(Los Angeles) Le Slovène Luka Doncic, génie du basketball, tâchera de confirmer son statut de magicien de la balle orange à partir de jeudi en finale de la NBA, pour une série au meilleur des sept matchs qui opposera ses Mavericks de Dallas aux Celtics de Boston.

« Il était en mode “Luka Magic” », a souri l’entraîneur de Dallas Jason Kidd, ancienne vedette de la NBA, après la démonstration de Doncic lors du match 5 de la finale de l’’association de l'Ouest jeudi dernier face aux Timberwolves du Minnesota.

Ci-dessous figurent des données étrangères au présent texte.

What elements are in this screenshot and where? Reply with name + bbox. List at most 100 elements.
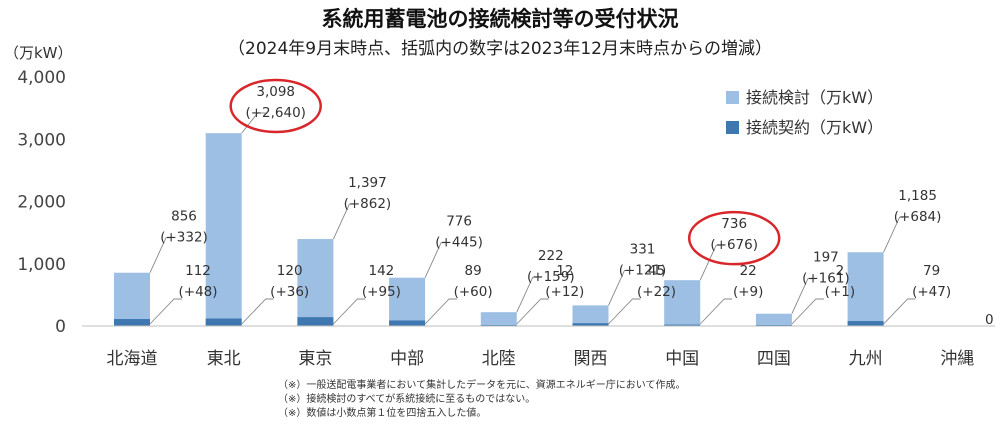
bar-consideration-3 <box>389 277 426 326</box>
data-label-consideration-change-7: (+161) <box>802 271 850 287</box>
data-label-contract-change-6: (+9) <box>733 284 763 300</box>
footnote-2: （※）接続検討のすべてが系統接続に至るものではない。 <box>278 394 536 405</box>
chart-subtitle: （2024年9月末時点、括弧内の数字は2023年12月末時点からの増減） <box>228 39 772 59</box>
y-tick-label: 0 <box>55 317 66 337</box>
data-label-consideration-1: 3,098 <box>256 84 295 100</box>
data-label-consideration-change-8: (+684) <box>894 209 942 225</box>
bar-consideration-8 <box>847 252 884 326</box>
bar-contract-5 <box>572 323 609 326</box>
leader-line-consideration-2 <box>332 203 358 240</box>
data-label-consideration-change-5: (+121) <box>619 262 667 278</box>
highlight-circles <box>229 78 781 266</box>
leader-line-contract-3 <box>424 298 458 325</box>
category-label-6: 中国 <box>665 349 699 369</box>
bar-contract-0 <box>114 319 150 326</box>
category-label-8: 九州 <box>849 349 883 369</box>
data-label-contract-5: 45 <box>648 263 665 279</box>
highlight-circle-6 <box>687 210 781 266</box>
bar-contract-3 <box>389 320 426 326</box>
data-label-consideration-4: 222 <box>538 248 564 264</box>
y-tick-label: 1,000 <box>17 255 66 275</box>
leader-line-contract-7 <box>791 298 824 325</box>
footnote-1: （※）一般送配電事業者において集計したデータを元に、資源エネルギー庁において作成… <box>278 380 686 391</box>
category-label-2: 東京 <box>298 349 332 369</box>
y-axis-unit-label: （万kW） <box>4 44 73 62</box>
category-labels: 北海道 東北 東京 中部 北陸 関西 中国 四国 九州 沖縄 <box>107 349 975 369</box>
legend-swatch-contract <box>726 121 739 134</box>
leader-line-consideration-0 <box>149 237 174 273</box>
leader-line-consideration-3 <box>424 242 450 278</box>
bar-contract-6 <box>664 324 701 326</box>
data-label-contract-change-5: (+22) <box>637 284 676 300</box>
legend: 接続検討（万kW） 接続契約（万kW） <box>726 88 883 137</box>
data-label-consideration-change-1: (+2,640) <box>245 105 306 121</box>
bar-consideration-0 <box>114 272 150 326</box>
category-label-1: 東北 <box>207 349 241 369</box>
leader-line-consideration-4 <box>516 276 541 313</box>
leader-line-consideration-8 <box>883 216 908 253</box>
bar-consideration-5 <box>572 305 609 326</box>
category-label-7: 四国 <box>757 349 791 369</box>
bar-consideration-2 <box>297 239 334 326</box>
category-label-5: 関西 <box>574 349 608 369</box>
bar-contract-2 <box>297 317 334 326</box>
leader-line-contract-4 <box>516 298 549 325</box>
data-label-consideration-2: 1,397 <box>348 175 387 191</box>
data-label-consideration-change-4: (+159) <box>527 269 575 285</box>
data-label-contract-9: 0 <box>985 312 994 328</box>
data-label-contract-8: 79 <box>923 263 940 279</box>
footnote-3: （※）数値は小数点第１位を四捨五入した値。 <box>278 408 487 419</box>
data-label-contract-1: 120 <box>277 263 303 279</box>
leader-line-contract-5 <box>608 298 641 325</box>
data-label-contract-2: 142 <box>369 263 395 279</box>
y-tick-label: 2,000 <box>17 193 66 213</box>
bar-consideration-7 <box>755 313 792 326</box>
leader-line-consideration-5 <box>608 269 633 306</box>
y-tick-label: 4,000 <box>17 68 66 88</box>
data-label-consideration-5: 331 <box>630 241 656 257</box>
leader-line-contract-1 <box>241 298 274 325</box>
data-label-consideration-change-2: (+862) <box>344 196 392 212</box>
bars-layer <box>114 133 884 326</box>
data-label-contract-change-3: (+60) <box>454 284 493 300</box>
data-label-contract-change-2: (+95) <box>362 284 401 300</box>
data-label-contract-0: 112 <box>185 263 211 279</box>
leader-line-contract-8 <box>883 298 916 325</box>
data-label-consideration-0: 856 <box>171 209 197 225</box>
data-label-contract-change-4: (+12) <box>545 284 584 300</box>
category-label-0: 北海道 <box>107 349 158 369</box>
bar-contract-1 <box>205 318 242 326</box>
data-label-consideration-7: 197 <box>813 250 839 266</box>
bar-consideration-1 <box>205 133 242 326</box>
data-label-consideration-6: 736 <box>721 216 747 232</box>
data-label-contract-6: 22 <box>740 263 757 279</box>
category-label-3: 中部 <box>390 349 424 369</box>
data-labels-layer: 856(+332)112(+48)3,098(+2,640)120(+36)1,… <box>160 84 993 328</box>
category-label-4: 北陸 <box>482 349 516 369</box>
y-tick-label: 3,000 <box>17 130 66 150</box>
leader-lines-layer <box>149 112 916 325</box>
data-label-contract-3: 89 <box>465 263 482 279</box>
bar-contract-8 <box>847 321 884 326</box>
y-axis-ticks: 0 1,000 2,000 3,000 4,000 <box>17 68 66 337</box>
legend-swatch-consideration <box>726 91 739 104</box>
chart-title: 系統用蓄電池の接続検討等の受付状況 <box>322 7 679 31</box>
data-label-contract-change-1: (+36) <box>270 284 309 300</box>
data-label-contract-change-7: (+1) <box>825 284 855 300</box>
data-label-contract-4: 12 <box>556 263 573 279</box>
data-label-consideration-3: 776 <box>446 214 472 230</box>
leader-line-contract-0 <box>149 298 182 325</box>
leader-line-consideration-6 <box>699 244 725 281</box>
leader-line-contract-6 <box>699 298 733 325</box>
data-label-contract-change-0: (+48) <box>178 284 217 300</box>
data-label-consideration-change-0: (+332) <box>160 230 208 246</box>
legend-label-contract: 接続契約（万kW） <box>746 118 883 137</box>
bar-consideration-4 <box>480 312 517 326</box>
bar-consideration-6 <box>664 280 701 326</box>
legend-label-consideration: 接続検討（万kW） <box>746 88 883 107</box>
data-label-contract-change-8: (+47) <box>912 284 951 300</box>
leader-line-contract-2 <box>333 298 366 325</box>
category-label-9: 沖縄 <box>940 349 974 369</box>
leader-line-consideration-7 <box>791 278 816 314</box>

Intenable dès les premières secondes de la rencontre, Doncic comptait à lui seul plus de points que Minnesota à la fin du premier quart (20 pour Doncic, 35 pour Dallas, 19 pour Minnesota), coulant les Wolves dès les premières minutes avant de dérouler le reste de la partie (36 points).

Doncic a marqué de son empreinte cette série et ces séries éliminatoires avec en moyenne 28,3 points, 9,1  passes et 9,6 rebonds, malgré une entorse du genou droit subie dès le match 3 du premier tour.

Depuis ses débuts en NBA en 2018, ce redoutable compétiteur affiche même en séries éliminatoires une moyenne de 31,1 points par match (45 disputés), et n’est devancé sur cette statistique que par la légende Michael Jordan (33,4 points).

Association gagnante avec Irving

Le chef d’orchestre des Mavericks est souvent déterminant en fin de rencontre, comme sur ce tir à longue distance à 4 secondes de la sirène lors du match 2 contre Minnesota.

À cette occasion, Doncic a rappelé qu’il était également un formidable chambreur, adepte du « trash talk » cher à la NBA, lui qui arbore sans cesse un masque de sale gosse moqueur.

« Connard, tu ne peux pas défendre sur moi », a-t-il asséné au Français Rudy Gobert qui avait tenté de stopper son tir victorieux.

Jeudi dernier, il a encore amusé les réseaux sociaux en s’en prenant verbalement à un supporter des premiers rangs, assis tout près du rappeur Snoop Dogg, après une nouvelle action de classe.

La rencontre avec le public de Boston réputé provocateur s’annonce très chaude, d’autant plus que les supporters des « C’s » devraient réserver un accueil épicé à Kyrie Irving, équipier de Doncic et ancien de la maison parti en mauvais terme en 2019.

L’association du Slovène et de l’expérimenté meneur américain (32 ans), sacré champion en 2016 avec Cleveland et LeBron James, fait des merveilles cette saison après avoir été mise en doute par plusieurs experts lors de l’arrivée d’Irving à Dallas l’an dernier.

« Les gens vont écrire désormais que l’alchimie existe », a relevé Jason Kidd, lui-même meneur des Mavericks lors de leur unique titre, en 2011. « On a travaillé pour ça. C’est une belle combinaison de deux joueurs qui comptent l’un pour l’autre. »

« Et ils ne sont pas connus au départ pour ça, mais ils ont une petite compétition sur celui qui joue le mieux en défense », ajoute le technicien, ravi de les voir impliqués des deux côtés du terrain.

« Plus d’énergie »

Doncic a tenu à souligner à plusieurs reprises cette saison à quel point l’aspect défensif de son jeu s’était amélioré. « Mon équipe en a besoin. Quand mes coéquipiers me voient le faire, ça leur donne plus d’énergie sur le terrain », expliquait-il en février.

Sa capacité à tenir tête à des arrières agiles, mais aussi à des intérieurs plus lourds impressionne d’autant plus que Doncic, qui se dit lui-même peu rapide, n’est pas réputé pour ses qualités athlétiques, dans une ligue peuplée de monstres physiques.

Mais le Slovène a toujours compensé avec son adresse, ses feintes, et sa compréhension unique du jeu, lui qui brille sur les parquets depuis sa jeunesse.

À 25 ans, il semble avoir déjà connu plusieurs vies : il avait fait ses débuts dans l’âpre Euroligue à 16 ans, pour un titre acquis à 19 ans en tant que joueur majeur du Real Madrid en 2018 (nommé meilleur joueur de la finale).  

Sacré champion d’Europe avec la Slovénie à 18 ans (2017), Doncic avait été repêché en 3position par Atlanta en 2018 qui l’avait envoyé directement à Dallas en échange de Trae Young et d’un futur choix de draft.

Un accord que ne regrettent sûrement pas les Mavericks, qui espèrent retrouver les sommets d’un coup de baguette de « Luka Magic ».